See the history of these ideas.

A jig for combinator programs:

42 ; Combinator expressions go here.
(λfgx.fx(gx)) ; S
(λxy.x) ; K
(λx.x) ; I
(λfx.(f(xx))(λx.(f(xx)))) ; Y
Here is a Scheme program to convert λ-expressions to combinators using the definitions of C and A towards the end of this page. For an expression s in which x is free, A[(x, s)] produces an expression t which does not mention x, but where (t x) is equivalent to s. We encode a simple λ expression M as Scheme data s[M] thus:
s[(λxM)] = (λ (x) s[M])
s[(M N)] = (s[M] s[N])
s[x] = x ; x is a symbol but neither λ, K, S nor I.
The yield of C is encoded likewise. Note that the encoding is a Scheme program with the same meaning. See “cnvSch2” here for a program that computes s.
(define (C x) (if (symbol? x) x (if (eq? (car x) 'λ)
  (A (caadr x) (C (caddr x)))
  (list (C (car x)) (C (cadr x))))))
(define (A x s) (if (symbol? s) (if (eq? x s) 'I (list 'K s))
   (list (list 'S (A x (car s))) (A x (cadr s)))))
The interesting result is that x does not appear freely in (A x s).

A trick here is that “s” in “A [ (x, s) ]” subsumes K as well as variables. This subtlety is somewhat buried in the code!
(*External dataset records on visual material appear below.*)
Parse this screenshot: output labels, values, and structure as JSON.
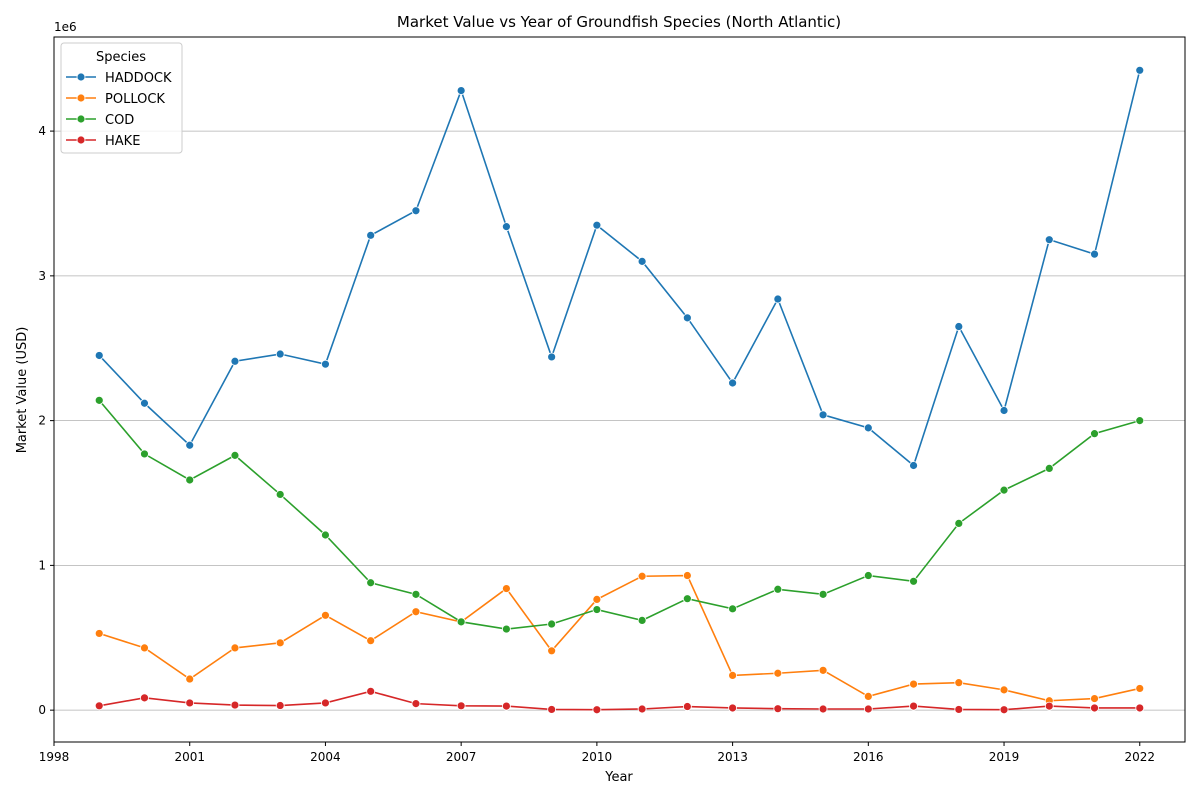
{
  "chart_data": {
    "type": "line",
    "title": "Market Value vs Year of Groundfish Species (North Atlantic)",
    "xlabel": "Year",
    "ylabel": "Market Value (USD)",
    "y_offset_label": "1e6",
    "xlim": [
      1998,
      2023
    ],
    "ylim": [
      -220000,
      4650000
    ],
    "x_ticks": [
      1998,
      2001,
      2004,
      2007,
      2010,
      2013,
      2016,
      2019,
      2022
    ],
    "y_ticks": [
      0,
      1000000,
      2000000,
      3000000,
      4000000
    ],
    "y_tick_labels": [
      "0",
      "1",
      "2",
      "3",
      "4"
    ],
    "grid": "horizontal",
    "legend": {
      "title": "Species",
      "placement": "top-left"
    },
    "x": [
      1999,
      2000,
      2001,
      2002,
      2003,
      2004,
      2005,
      2006,
      2007,
      2008,
      2009,
      2010,
      2011,
      2012,
      2013,
      2014,
      2015,
      2016,
      2017,
      2018,
      2019,
      2020,
      2021,
      2022
    ],
    "series": [
      {
        "name": "HADDOCK",
        "color": "#1f77b4",
        "values": [
          2450000,
          2120000,
          1830000,
          2410000,
          2460000,
          2390000,
          3280000,
          3450000,
          4280000,
          3340000,
          2440000,
          3350000,
          3100000,
          2710000,
          2260000,
          2840000,
          2040000,
          1950000,
          1690000,
          2650000,
          2070000,
          3250000,
          3150000,
          4420000
        ]
      },
      {
        "name": "POLLOCK",
        "color": "#ff7f0e",
        "values": [
          530000,
          430000,
          215000,
          430000,
          465000,
          655000,
          480000,
          680000,
          610000,
          840000,
          410000,
          765000,
          925000,
          930000,
          240000,
          255000,
          275000,
          95000,
          180000,
          190000,
          140000,
          65000,
          80000,
          150000
        ]
      },
      {
        "name": "COD",
        "color": "#2ca02c",
        "values": [
          2140000,
          1770000,
          1590000,
          1760000,
          1490000,
          1210000,
          880000,
          800000,
          610000,
          560000,
          595000,
          695000,
          620000,
          770000,
          700000,
          835000,
          800000,
          930000,
          890000,
          1290000,
          1520000,
          1670000,
          1910000,
          2000000
        ]
      },
      {
        "name": "HAKE",
        "color": "#d62728",
        "values": [
          30000,
          85000,
          50000,
          35000,
          32000,
          50000,
          130000,
          45000,
          30000,
          28000,
          5000,
          3000,
          8000,
          25000,
          15000,
          10000,
          8000,
          8000,
          28000,
          5000,
          3000,
          28000,
          15000,
          15000
        ]
      }
    ]
  }
}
The yield is a valid Scheme program in a context that defines S, K and I.

(C 'w) => w
s[(λxy.x)] = s[(λx(λyx))] = '(λ (x) s[(λyx)]) = '(λ (x) (λ (y) s[x])) = '(λ (x) (λ (y) x))
(C '(λ (x) (λ (y) x))) => ((S (K K)) I)
The Scheme function ass below converts the yield of C to a form which exploits the left associative convention to minimize parentheses, but its yield is no longer a Scheme program.
(define (ass x) (if (pair? x) (if (pair? (car x))
   (append (ass (car x)) (map ass (cdr x))) 
    (cons (car x) (map ass (cdr x)))) x))

Working thru C[(λx(λy x))] by hand:
A[(x, C[(λy x)])]
A[(x, A[(y, C[x])])]
A[(x, A[(y, x)])]
A[(x, (K x))]
((S A[(x, K)]) A[(x, x)])
((S (K K)) I)
In general the yield of C or ass needs to be ensconced in an environ where S, K and I are appropriately defined.
Thus to test (((S (K K)) I) 3 5):
(((S (K K)) I) 3 5) ; App goes here.
(λfgx.fx(gx)) ; S
(λxy.x) ; K
(λx.x) ; I
(λfx.(f(xx))(λx.(f(xx)))) ; Y
which indeed yields 3!

And (C '(λ (x) (λ (y) y))) yields (K I).

(define (((S f) g) x) ((f x)(g x)))
(define ((K x) y) x)
(define (I x) x)
(((K I) 4) 6) ; => 6

(C S) = (C '(λ (f) (λ (g) (λ (x) ((f x) (g x)))))) => ((S ((S (K S)) ((S ((S (K S)) ((S (K K)) (K S)))) ((S ((S (K S)) ((S ((S (K S)) ((S (K K)) (K S)))) ((S ((S (K S)) ((S (K K)) (K K)))) ((S (K K)) I))))) ((S (K K)) (K I)))))) ((S ((S (K S)) ((S ((S (K S)) ((S (K K)) (K S)))) ((S ((S (K S)) ((S (K K)) (K K)))) (K I))))) ((S (K K)) (K I))))

Notice the expansion.